On this page
Understanding Access Masks and Rights
Every access request and every access grant on Peios is expressed as an access mask — a 32-bit value where each bit represents a specific right. When a thread opens a file, it requests a mask of the rights it needs. When AccessCheck evaluates the request, it computes a mask of the rights granted. If the granted mask covers the requested mask, access succeeds.
How the mask is organized
The 32 bits are divided into regions, each serving a different purpose:
| Bits | Region | Description |
|---|---|---|
| 0–15 | Specific rights | Defined by the object type — different meanings for files, registry keys, processes, etc. |
| 16–20 | Standard rights | The same five rights on every object type |
| 24 | ACCESS_SYSTEM_SECURITY | The right to read or modify the SACL |
| 25 | MAXIMUM_ALLOWED | Requests the maximum rights the token can get (not a real right — a query flag) |
| 28–31 | Generic rights | Convenience aliases mapped to specific + standard rights by each object type |
Bits 21–23 and 26–27 are reserved.
Standard rights
These five rights mean the same thing regardless of what type of object you are accessing:
| Right | Meaning |
|---|---|
| DELETE | Delete the object |
| READ_CONTROL | Read the object's security descriptor (except the SACL) |
| WRITE_DAC | Modify the object's DACL |
| WRITE_OWNER | Change the object's owner |
| SYNCHRONIZE | Wait on the object (where applicable) |
These appear in ACEs alongside specific rights. An ACE might grant READ_CONTROL | FILE_READ_DATA — a standard right and a specific right in the same mask.
Specific rights
Bits 0–15 are defined by each object type. The same bit position means different things on different objects:
| Bit | File | Registry key |
|---|---|---|
| 0 | FILE_READ_DATA |
KEY_QUERY_VALUE |
| 1 | FILE_WRITE_DATA |
KEY_SET_VALUE |
| 2 | FILE_APPEND_DATA |
KEY_CREATE_SUB_KEY |
| 3 | FILE_READ_EA |
KEY_ENUMERATE_SUB_KEYS |
| 4 | FILE_WRITE_EA |
KEY_NOTIFY |
| 5 | FILE_EXECUTE |
KEY_CREATE_LINK |
| 6 | FILE_DELETE_CHILD |
— |
| 7 | FILE_READ_ATTRIBUTES |
— |
| 8 | FILE_WRITE_ATTRIBUTES |
— |
This is why AccessCheck does not need to know what type of object it is evaluating. The bits are just bits — the meaning is assigned by the object type that calls AccessCheck. The evaluator compares masks; the caller decides what the bits represent.
Generic rights
Generic rights are convenience aliases for common combinations of specific and standard rights. They allow ACEs to be written in terms of intent — "read access" or "full control" — without listing every individual bit.

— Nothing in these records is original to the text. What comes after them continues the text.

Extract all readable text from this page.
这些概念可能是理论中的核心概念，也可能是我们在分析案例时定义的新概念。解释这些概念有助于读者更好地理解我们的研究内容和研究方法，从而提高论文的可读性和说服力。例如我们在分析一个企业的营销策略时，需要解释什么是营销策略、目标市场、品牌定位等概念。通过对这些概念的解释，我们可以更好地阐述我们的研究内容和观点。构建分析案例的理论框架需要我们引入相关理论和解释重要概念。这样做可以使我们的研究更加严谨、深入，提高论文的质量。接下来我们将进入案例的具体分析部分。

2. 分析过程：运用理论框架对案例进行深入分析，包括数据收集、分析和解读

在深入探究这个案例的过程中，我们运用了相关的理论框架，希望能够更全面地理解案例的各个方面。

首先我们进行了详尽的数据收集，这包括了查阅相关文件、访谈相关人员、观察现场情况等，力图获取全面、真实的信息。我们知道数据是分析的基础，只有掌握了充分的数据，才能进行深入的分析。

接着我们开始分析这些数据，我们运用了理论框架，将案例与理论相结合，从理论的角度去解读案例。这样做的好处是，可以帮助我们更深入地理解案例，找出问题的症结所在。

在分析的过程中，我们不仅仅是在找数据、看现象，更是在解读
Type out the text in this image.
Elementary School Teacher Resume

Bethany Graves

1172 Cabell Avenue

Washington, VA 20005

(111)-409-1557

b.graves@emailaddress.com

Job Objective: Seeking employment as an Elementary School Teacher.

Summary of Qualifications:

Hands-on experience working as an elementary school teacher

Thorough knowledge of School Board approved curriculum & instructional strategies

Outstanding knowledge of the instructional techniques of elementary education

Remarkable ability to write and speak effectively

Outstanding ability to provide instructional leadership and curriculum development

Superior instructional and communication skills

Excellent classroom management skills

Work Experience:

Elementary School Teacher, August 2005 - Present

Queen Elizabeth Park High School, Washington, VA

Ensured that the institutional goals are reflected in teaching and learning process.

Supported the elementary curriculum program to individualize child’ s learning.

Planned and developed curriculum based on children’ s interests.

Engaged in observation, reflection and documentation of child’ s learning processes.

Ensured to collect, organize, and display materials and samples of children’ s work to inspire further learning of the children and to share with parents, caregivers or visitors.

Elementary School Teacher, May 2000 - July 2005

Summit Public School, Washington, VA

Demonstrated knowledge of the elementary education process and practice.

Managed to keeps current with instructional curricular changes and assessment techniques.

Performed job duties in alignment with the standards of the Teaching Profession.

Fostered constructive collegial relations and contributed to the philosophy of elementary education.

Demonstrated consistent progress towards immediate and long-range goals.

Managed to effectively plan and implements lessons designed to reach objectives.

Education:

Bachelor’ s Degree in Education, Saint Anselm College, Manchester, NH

| Generic right | Intent |
|---|---|
| GENERIC_READ | Read the object's contents and metadata |
| GENERIC_WRITE | Modify the object's contents and metadata |
| GENERIC_EXECUTE | Execute or traverse the object |
| GENERIC_ALL | Full access |
Each object type defines a generic mapping that translates generic rights into the appropriate specific and standard rights. For example:
| Generic right | File mapping | Registry key mapping |
|---|---|---|
| GENERIC_READ | FILE_READ_DATA | FILE_READ_ATTRIBUTES | FILE_READ_EA | READ_CONTROL | SYNCHRONIZE |
KEY_QUERY_VALUE | KEY_ENUMERATE_SUB_KEYS | KEY_NOTIFY | READ_CONTROL |
| GENERIC_WRITE | FILE_WRITE_DATA | FILE_APPEND_DATA | FILE_WRITE_ATTRIBUTES | FILE_WRITE_EA | READ_CONTROL | SYNCHRONIZE |
KEY_SET_VALUE | KEY_CREATE_SUB_KEY | READ_CONTROL |
Generic rights are resolved into specific rights before AccessCheck evaluates. The evaluator only sees specific and standard rights — it never encounters a generic bit in the mask.
Putting it together
When you see an ACE like:
Allow Domain Users GENERIC_READ
On a file, this resolves to FILE_READ_DATA | FILE_READ_ATTRIBUTES | FILE_READ_EA | READ_CONTROL | SYNCHRONIZE. On a registry key, it resolves to KEY_QUERY_VALUE | KEY_ENUMERATE_SUB_KEYS | KEY_NOTIFY | READ_CONTROL.
The same ACE, the same intent, but the actual bits depend on the object type. This is how one access control model serves every object type in the system without knowing their specifics.